Quora told the Daily Dot that the break-in to Pichai's account likely resembled the Zuckerberg incident, in which a password leak compromised the account and was not caused by a security risk in its own platform.

"We are confident that Sundar Pichai's account was not accessed via a vulnerability in Quora's systems. This is consistent with past reports where OurMine exploited previous password leaks on other services to gain access to accounts on Twitter or Facebook," the spokesperson said.

"We recommend that people use unique passwords for accounts on different services, so that a security breach on one service does not lead to attackers gaining access to accounts on other services," the spokesperson explained. "Safeguarding our users is very important to us, which makes security at Quora one of our highest priorities."

Quora also claimed to have "no record of a report by OurMine pointing to a vulnerability," despite OurMine's claims. 

An OurMine representative provided two screenshots to the Daily Dot that appear to show the group did in fact file a report to Quora via the bug bounty program platform Bugcrowd. According to the screenshots, the report was filed on Saturday and is "still being assessed."

Further, OurMine claims that it never even had access to Pichai's password.  The group claims to have discovered an exploit on Quora using web debugging tool Fiddler 4. Once they got into his Quora account, they were able to post to Twitter through Quora, but never used a password to enter either accounts.

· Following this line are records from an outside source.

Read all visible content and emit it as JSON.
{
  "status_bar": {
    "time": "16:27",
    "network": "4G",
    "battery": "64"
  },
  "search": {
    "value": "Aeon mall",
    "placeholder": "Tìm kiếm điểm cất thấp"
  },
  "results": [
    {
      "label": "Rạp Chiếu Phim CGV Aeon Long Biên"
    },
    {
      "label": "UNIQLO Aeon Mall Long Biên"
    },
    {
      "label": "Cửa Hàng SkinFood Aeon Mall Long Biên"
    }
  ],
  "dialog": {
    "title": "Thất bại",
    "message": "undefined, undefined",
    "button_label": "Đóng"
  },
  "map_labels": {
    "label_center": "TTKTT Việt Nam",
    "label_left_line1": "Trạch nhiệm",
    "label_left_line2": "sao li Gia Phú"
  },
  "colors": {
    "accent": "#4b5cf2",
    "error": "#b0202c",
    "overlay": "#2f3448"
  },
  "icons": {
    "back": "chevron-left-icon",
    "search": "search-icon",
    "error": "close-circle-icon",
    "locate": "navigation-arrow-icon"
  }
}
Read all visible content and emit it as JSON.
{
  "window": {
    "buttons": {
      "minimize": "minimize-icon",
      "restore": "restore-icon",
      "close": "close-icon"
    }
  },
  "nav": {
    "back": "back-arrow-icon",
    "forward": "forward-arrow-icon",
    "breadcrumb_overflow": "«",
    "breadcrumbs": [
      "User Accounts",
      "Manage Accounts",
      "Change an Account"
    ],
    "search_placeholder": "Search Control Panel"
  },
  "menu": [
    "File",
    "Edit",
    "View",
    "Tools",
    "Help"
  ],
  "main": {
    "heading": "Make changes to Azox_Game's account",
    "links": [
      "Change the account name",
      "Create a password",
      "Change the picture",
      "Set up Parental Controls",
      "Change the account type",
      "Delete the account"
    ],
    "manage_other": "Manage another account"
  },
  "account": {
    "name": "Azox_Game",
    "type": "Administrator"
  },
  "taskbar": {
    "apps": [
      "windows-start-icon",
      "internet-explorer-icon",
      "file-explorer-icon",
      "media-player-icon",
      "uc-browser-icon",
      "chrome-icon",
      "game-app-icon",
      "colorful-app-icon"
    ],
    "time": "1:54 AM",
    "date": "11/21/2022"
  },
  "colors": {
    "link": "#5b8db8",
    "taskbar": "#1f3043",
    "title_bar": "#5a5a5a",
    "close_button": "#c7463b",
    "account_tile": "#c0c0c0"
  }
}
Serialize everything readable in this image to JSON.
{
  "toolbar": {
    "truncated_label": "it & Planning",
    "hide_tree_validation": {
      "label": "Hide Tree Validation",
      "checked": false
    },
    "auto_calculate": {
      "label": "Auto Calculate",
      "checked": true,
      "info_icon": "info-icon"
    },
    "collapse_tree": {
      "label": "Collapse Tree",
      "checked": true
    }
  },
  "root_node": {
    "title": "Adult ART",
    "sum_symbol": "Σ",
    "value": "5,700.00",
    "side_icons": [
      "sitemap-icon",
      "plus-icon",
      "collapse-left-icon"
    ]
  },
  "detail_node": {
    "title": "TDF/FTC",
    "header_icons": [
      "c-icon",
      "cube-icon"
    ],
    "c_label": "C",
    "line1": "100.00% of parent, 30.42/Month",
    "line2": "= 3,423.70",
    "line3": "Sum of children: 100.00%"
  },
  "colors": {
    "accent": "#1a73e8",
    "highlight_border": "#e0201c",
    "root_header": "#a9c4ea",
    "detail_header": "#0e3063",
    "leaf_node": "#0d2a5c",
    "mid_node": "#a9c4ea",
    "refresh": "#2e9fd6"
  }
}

Whether OurMine used stolen credentials or a vulnerability to get into Pichai's account, the incident did appear to stem from access through Quora. Users who have other social media accounts linked to Quora may want to update their settings to either revoke permission to post via Quora or delink entirely.

Users can perform this by opening the Settings menu on Quora. Under the Profile menu, any linked accounts should be displayed, as well as related settings. From here, users can toggle settings or remove the linked accounts.

At the time of publication, Google is not offering comment on the incident.